Member of the European Parliament
- In office 20 November 2020 – 17 July 2024
- Constituency: Midlands–North-West

Personal details
- Born: 3 January 1972 (age 54) Drogheda, County Louth, Ireland
- Party: Ireland: Fine Gael; EU: European People's Party;

= Colm Markey =

Irish politician (born 1972)

Colm Markey (born 3 January 1972) is an Irish politician who served as a Member of the European Parliament (MEP) from Ireland for the Midlands–North-West constituency from November 2020 to July 2024. He is a member of Fine Gael, part of the European People's Party.

==Political career==
He is a member of the European Parliament Committee on Agriculture and Rural Development (AGRI) and a substitute on the Committee on Transport and Tourism (TRAN), the Committee on Fisheries (PECH), the Committee of Inquiry on the Protection of Animals during Transport (ANIT) and the Delegation for relations with Mercosur (DMER).
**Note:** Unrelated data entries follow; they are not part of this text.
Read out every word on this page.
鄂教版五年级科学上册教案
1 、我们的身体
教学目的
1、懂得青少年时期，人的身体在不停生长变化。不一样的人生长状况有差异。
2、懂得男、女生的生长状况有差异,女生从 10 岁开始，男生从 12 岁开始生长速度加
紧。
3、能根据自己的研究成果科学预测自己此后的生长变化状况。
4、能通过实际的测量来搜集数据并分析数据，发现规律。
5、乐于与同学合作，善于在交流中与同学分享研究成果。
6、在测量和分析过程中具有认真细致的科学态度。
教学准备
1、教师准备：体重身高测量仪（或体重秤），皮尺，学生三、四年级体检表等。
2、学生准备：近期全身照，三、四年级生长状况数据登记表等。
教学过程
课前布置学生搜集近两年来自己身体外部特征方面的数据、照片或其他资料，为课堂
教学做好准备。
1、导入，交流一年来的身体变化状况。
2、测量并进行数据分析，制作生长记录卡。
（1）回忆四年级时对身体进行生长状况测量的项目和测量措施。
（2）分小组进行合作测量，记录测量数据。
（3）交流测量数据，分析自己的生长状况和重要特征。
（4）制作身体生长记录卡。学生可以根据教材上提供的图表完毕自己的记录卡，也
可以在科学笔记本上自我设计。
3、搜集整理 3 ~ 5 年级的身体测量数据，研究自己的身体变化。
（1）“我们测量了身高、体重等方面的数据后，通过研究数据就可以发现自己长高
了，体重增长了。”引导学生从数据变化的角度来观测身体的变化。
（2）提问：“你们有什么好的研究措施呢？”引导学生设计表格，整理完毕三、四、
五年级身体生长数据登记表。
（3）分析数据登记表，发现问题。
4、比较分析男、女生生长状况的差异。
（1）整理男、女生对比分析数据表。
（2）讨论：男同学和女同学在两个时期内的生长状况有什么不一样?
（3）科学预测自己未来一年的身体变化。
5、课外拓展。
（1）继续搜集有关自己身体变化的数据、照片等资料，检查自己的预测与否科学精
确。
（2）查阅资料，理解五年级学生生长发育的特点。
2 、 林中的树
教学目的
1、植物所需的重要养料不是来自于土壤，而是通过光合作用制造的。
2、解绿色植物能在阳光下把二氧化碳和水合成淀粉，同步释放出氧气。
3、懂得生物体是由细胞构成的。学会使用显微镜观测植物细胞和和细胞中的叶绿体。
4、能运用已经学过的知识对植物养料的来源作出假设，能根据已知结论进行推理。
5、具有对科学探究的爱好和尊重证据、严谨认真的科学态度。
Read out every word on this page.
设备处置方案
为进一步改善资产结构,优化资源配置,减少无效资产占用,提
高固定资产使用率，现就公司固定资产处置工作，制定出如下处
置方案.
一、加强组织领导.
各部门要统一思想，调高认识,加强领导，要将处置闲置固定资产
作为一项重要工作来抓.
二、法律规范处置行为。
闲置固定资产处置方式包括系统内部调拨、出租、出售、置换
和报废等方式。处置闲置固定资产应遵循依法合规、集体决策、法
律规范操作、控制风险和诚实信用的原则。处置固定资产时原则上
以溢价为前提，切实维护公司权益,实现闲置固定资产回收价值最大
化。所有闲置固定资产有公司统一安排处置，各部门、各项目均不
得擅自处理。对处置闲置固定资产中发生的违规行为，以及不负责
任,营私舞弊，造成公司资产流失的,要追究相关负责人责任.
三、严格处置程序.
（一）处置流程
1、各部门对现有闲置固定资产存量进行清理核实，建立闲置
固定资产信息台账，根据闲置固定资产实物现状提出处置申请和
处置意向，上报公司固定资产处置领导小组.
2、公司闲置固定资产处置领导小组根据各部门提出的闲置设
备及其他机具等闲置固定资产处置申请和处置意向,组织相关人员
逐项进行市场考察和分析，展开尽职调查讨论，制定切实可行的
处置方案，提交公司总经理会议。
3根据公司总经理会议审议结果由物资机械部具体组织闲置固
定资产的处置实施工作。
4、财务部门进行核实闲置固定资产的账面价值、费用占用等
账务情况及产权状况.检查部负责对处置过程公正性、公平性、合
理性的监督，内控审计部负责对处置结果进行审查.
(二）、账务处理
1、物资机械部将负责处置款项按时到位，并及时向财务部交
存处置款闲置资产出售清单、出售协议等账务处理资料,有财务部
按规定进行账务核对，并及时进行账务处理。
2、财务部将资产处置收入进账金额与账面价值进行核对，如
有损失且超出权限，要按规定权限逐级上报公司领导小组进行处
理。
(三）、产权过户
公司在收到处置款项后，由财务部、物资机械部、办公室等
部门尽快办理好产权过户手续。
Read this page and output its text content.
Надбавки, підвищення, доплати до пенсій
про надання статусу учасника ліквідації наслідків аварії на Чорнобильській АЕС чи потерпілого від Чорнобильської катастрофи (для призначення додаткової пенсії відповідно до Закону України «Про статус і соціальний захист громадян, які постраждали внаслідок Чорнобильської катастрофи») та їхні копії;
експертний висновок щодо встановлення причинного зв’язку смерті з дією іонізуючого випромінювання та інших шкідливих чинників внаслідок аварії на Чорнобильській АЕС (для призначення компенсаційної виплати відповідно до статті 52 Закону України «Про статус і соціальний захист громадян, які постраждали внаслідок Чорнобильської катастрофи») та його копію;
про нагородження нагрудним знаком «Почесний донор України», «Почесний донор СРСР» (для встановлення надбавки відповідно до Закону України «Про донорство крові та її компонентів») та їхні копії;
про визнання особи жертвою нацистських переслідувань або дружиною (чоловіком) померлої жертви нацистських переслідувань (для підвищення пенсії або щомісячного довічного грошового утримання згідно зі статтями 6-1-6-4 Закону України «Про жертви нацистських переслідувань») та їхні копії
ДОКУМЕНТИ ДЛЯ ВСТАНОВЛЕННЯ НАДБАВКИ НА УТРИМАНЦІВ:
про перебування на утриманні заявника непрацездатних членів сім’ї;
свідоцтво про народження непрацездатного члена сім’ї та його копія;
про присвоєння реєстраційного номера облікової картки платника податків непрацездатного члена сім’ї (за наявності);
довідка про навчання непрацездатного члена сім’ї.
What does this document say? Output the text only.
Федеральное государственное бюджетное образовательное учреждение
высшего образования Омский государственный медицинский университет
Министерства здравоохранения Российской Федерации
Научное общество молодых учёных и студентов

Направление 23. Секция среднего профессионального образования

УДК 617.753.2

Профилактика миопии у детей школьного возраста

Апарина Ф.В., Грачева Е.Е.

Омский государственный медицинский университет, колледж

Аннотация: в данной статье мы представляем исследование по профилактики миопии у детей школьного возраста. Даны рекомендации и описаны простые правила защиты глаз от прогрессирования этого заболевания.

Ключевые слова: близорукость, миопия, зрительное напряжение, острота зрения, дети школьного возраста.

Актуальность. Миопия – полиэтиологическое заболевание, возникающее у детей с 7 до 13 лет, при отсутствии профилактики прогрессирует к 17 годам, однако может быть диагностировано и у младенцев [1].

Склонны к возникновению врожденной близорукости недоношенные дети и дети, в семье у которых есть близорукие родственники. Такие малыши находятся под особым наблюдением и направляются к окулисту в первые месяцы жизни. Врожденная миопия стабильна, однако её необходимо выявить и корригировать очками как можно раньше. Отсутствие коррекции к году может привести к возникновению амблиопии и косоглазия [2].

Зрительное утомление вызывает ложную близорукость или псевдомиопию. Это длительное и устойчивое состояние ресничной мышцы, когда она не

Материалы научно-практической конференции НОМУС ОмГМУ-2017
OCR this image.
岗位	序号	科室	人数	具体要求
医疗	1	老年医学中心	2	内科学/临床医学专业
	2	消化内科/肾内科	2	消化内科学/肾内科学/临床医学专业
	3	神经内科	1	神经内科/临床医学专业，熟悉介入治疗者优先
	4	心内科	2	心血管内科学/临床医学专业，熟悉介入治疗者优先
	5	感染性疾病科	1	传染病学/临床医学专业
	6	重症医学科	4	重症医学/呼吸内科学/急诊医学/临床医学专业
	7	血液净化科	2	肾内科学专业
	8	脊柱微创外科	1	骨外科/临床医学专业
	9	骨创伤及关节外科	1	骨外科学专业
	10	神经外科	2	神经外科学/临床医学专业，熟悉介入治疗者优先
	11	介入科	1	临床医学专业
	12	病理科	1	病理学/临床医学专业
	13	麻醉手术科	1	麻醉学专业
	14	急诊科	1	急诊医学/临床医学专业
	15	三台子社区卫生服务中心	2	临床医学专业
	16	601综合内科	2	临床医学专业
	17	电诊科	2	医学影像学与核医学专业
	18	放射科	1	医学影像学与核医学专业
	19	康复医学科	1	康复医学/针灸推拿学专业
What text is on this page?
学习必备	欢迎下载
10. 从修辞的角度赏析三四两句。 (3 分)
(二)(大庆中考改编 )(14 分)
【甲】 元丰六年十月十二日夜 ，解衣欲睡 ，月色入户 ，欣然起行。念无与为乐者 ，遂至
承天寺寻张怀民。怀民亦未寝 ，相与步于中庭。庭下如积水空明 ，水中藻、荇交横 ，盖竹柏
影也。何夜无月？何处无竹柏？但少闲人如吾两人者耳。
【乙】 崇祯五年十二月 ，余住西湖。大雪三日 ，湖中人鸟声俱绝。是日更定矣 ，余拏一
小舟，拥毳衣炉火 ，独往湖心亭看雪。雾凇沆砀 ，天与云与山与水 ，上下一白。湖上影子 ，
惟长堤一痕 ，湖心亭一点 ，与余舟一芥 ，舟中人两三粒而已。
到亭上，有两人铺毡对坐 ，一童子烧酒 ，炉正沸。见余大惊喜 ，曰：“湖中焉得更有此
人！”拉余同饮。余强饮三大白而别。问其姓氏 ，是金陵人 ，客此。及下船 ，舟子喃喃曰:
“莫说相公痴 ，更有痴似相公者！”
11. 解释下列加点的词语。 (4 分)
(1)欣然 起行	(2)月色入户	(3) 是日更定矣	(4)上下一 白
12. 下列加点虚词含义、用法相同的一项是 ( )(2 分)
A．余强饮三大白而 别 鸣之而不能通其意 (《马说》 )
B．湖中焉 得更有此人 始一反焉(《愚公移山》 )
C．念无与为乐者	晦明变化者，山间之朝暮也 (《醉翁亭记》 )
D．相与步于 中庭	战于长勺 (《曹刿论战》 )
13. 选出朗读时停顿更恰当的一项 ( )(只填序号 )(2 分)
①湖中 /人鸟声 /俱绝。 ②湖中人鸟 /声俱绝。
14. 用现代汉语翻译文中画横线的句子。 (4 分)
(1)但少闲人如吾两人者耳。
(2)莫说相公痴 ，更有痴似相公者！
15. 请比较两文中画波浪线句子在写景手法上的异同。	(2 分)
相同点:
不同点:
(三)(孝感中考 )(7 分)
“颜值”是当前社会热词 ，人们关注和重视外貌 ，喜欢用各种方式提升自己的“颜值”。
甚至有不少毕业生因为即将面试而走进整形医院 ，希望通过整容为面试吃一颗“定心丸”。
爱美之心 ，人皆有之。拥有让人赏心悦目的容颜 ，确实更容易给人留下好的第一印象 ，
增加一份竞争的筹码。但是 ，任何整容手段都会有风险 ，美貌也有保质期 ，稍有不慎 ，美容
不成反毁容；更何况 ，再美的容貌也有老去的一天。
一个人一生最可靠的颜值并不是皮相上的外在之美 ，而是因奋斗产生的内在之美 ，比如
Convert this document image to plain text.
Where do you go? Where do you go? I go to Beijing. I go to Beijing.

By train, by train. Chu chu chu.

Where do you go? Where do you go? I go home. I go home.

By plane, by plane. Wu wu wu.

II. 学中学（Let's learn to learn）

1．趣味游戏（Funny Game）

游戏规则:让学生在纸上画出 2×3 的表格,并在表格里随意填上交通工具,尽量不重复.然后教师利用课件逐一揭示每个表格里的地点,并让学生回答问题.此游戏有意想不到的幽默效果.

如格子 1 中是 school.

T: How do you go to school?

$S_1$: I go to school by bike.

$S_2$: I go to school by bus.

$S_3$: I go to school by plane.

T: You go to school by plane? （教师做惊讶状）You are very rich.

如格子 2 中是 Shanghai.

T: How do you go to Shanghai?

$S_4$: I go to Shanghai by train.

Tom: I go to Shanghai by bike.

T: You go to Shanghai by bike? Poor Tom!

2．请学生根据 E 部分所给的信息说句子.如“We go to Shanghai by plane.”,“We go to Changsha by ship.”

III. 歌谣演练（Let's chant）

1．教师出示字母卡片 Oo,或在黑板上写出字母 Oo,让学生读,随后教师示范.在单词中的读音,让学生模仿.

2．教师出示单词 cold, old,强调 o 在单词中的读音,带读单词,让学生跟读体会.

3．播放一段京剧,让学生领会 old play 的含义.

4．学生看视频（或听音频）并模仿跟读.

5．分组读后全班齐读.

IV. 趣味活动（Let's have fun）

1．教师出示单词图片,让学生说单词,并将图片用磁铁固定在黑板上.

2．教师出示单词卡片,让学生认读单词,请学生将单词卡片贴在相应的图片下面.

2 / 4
Markey was a member of Louth County Council from 2009 to 2020. He is a former president of Macra na Feirme. In November 2020, he replaced Mairead McGuinness as an MEP in the European Parliament following her appointment as European Commissioner.

In March 2024, Markey announced that he would not seek re-election to the European Parliament at the 2024 European Parliament election.